Nitazenes are a class of novel synthetic opioids with exceptionally high potency. Currently, an experimental structure of µ OR-opioid receptor ( µ OR) in complex with a nitazene is lacking. Here we used a suite of computational tools, including consensus docking, conventional molecular dynamics (MD) and metadynamics simulations, to investigate the µ OR binding modes of nitro-containing meto-, eto-, proto-, buto-, and isotonitazenes and nitro-less analogs, metodes-, etodes-, and protodesnitazenes. Docking generated three binding modes, whereby the nitro-substituted or unsubstituted benzimidazole group extends into SP1 (subpocket 1 between transmembrane helix or TM 2 and 3), SP2 (subpocket 2 between TM1, TM2, and TM7) or SP3 (subpocket 3 between TM5 and TM6). Simulations suggest that etonitazene and likely also other nitazenes favor the SP2-binding mode.

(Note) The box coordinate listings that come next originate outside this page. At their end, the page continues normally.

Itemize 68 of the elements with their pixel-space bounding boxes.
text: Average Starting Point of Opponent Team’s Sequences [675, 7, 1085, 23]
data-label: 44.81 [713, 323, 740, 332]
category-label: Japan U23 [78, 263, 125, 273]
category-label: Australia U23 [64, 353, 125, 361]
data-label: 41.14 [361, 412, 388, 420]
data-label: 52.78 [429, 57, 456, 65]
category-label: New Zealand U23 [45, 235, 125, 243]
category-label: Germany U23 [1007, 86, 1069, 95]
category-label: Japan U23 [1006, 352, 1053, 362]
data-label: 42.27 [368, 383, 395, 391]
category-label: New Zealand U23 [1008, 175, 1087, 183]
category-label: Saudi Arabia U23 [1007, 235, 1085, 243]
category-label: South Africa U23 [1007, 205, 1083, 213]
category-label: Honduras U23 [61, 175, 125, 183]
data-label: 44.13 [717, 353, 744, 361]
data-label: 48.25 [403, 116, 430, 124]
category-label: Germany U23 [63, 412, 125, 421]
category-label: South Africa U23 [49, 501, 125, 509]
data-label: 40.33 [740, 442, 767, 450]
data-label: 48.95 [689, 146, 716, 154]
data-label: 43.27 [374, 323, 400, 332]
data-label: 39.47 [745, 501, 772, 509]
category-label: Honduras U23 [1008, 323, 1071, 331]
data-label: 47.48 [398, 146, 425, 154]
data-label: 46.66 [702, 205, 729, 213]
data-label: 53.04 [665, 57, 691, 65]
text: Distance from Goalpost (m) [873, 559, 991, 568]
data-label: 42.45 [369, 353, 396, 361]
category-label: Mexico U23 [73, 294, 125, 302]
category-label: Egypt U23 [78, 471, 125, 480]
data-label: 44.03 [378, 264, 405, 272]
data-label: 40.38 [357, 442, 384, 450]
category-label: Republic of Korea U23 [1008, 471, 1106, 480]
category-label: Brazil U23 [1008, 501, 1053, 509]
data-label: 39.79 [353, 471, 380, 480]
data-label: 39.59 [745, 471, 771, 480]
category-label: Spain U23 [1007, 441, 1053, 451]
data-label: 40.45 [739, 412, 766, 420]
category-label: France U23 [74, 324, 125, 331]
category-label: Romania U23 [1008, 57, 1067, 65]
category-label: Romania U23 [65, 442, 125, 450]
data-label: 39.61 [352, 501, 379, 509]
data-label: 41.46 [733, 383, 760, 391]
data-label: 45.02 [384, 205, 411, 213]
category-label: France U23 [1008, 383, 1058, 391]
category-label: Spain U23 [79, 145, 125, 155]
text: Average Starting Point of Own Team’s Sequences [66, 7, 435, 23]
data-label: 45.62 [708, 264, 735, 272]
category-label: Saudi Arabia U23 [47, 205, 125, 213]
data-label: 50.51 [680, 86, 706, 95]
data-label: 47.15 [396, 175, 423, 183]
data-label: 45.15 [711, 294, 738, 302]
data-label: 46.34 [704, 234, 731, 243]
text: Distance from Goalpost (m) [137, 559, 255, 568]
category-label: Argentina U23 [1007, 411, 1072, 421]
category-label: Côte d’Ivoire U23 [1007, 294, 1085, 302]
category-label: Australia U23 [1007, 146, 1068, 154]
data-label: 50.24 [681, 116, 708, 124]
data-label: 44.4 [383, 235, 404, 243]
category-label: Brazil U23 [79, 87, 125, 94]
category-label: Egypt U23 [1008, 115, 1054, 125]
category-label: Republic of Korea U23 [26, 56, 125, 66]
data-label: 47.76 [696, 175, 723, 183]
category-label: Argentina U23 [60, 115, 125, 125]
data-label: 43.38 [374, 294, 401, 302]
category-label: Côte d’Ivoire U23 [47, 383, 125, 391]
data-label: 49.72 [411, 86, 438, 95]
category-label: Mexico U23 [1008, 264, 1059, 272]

Comparison to the experimental structures of µ OR in complex with BU72, fentanyl, and mitragynine pseudoindoxyl (MP) allows us to propose a putative model for µ OR-ligand recognition in which ligand can access hydrophobic SP1 or hydrophilic SP2, mediated by the conformational change of Gln124 ^2.60 . Interestingly, in addition to water-mediated hydrogen bonds, the nitro group in nitazenes forms a π -hole interaction with the conserved Tyr75 ^1.39 . Our computational analysis provides new insights into the mechanism of µ OR-opioid recognition, paving the way for investigations of the structure-activity relationships of nitazenes.